Indian stock market benchmark indices, Sensex and Nifty 50, are likely to open lower on Thursday tracking losses in global peers.
The trends on Gift Nifty also indicate a gap-down start for the Indian benchmark index. The Gift Nifty was trading around 24,290 level, a discount of nearly 230 points from the Nifty futures’ previous close.
On Wednesday, the domestic equity benchmark indices ended lower for the fourth consecutive session.
The Sensex fell 280.16 points to close at 80,148.88, while the Nifty 50 settled 65.55 points, or 0.27%, lower at 24,413.50.
Nifty 50 formed a small negative candle on the daily chart with a minor upper and lower shadow, which reflects volatility in the market.
“Technically, this pattern signals a formation of a high wave type candle pattern after a reasonable decline from the new highs. Immediate support of 10-day EMA (Exponential Moving Average) has been broken on the downside and Nifty is currently placed near another support of 20-day EMA around 24,270 levels. These moving averages have been upheld in the last 5-6 weeks and the market’s inability to sustain above these supports could eventually open sharp weakness ahead,” said Nagaraj Shetti, Senior Technical Research Analyst at HDFC Securities.
However, the formation of bullish hammer and the high wave back-to-back in two sessions could signal temporary halt in sharp downside momentum. A sustainable move above 24,580 levels could only confirm a near term bottom reversal pattern, Shetti added.
According to him, the short term trend of Nifty continues to be weak and further weakness from here could find lower support around 24,270 - 24,100, while one may expect emergence of buying from the lows.
Here’s what to expect from Nifty 50 and Bank Nifty today:
Analysing, the Nifty OI (Open Interest) Data, on the call side, the highest OI is observed at 24,600 followed by 24,700 strike prices while on the put side, the highest OI is at 24,300 strike price, said Deven Mehata, Research Analyst at Choice Broking.
Nifty 50 index continued weakness amidst a range movement on July 24 and closed the day lower by 65 points.

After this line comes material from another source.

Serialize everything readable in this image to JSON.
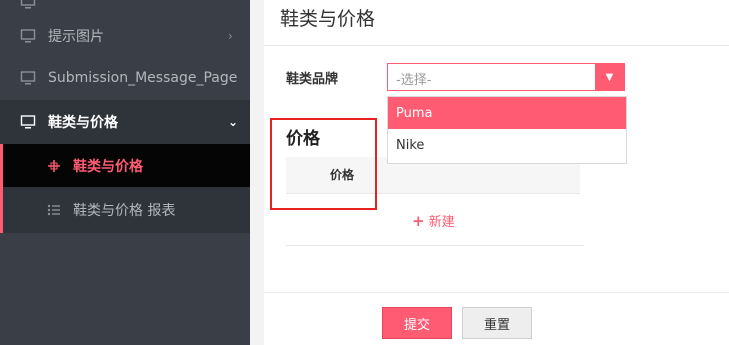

“The Nifty continues to remain volatile with a mild negative bias. On the daily chart, a small-bodied red candle has formed. However, the short-term trend remains positive as it closed above the 21-day exponential moving average. The Relative Strength Index (RSI) is showing a bearish crossover and is declining. Weakness might increase in the market in the short term if the Nifty falls below 24,350,” said Rupak De, Senior Technical Analyst, LKP Securities.
On the higher end, according to him, resistance is seen at 24,600 and a decisive move above 24,600 could trigger a meaningful rally in the market.
VLA Ambala, Co-Founder of Stock Market Today noted that Nifty 50 was near its 20-day EMA, with an immediate support of 24,380. If this price level continues into the next session, prices may remain above 24,500, otherwise, sales pressure may prevail for the next 2-3 days, she said.
According to Ambala, Nifty is likely to find support between 24,350 and 24,120 and meet resistance between 24,530 and 24,600 in the next session.
Bank Nifty index declined 461.30 points, or 0.89%, to close at 51,317.00 on Wednesday.
“The Bank Nifty continued to fall, remaining below the short-term consolidation breakdown. The sentiment might remain weak as it closed below its support level of 51,700 and its 21-day exponential moving average. A sell-on-rise approach might favor traders until the index closes above 52,000,” De said.
The support is placed at 50,900, where the 50-day EMA lies. On the other hand, resistance is seen at 51,550 and 52,000, he added.
Disclaimer: The views and recommendations made above are those of individual analysts or broking companies, and not of Mint. We advise investors to check with certified experts before making any investment decisions.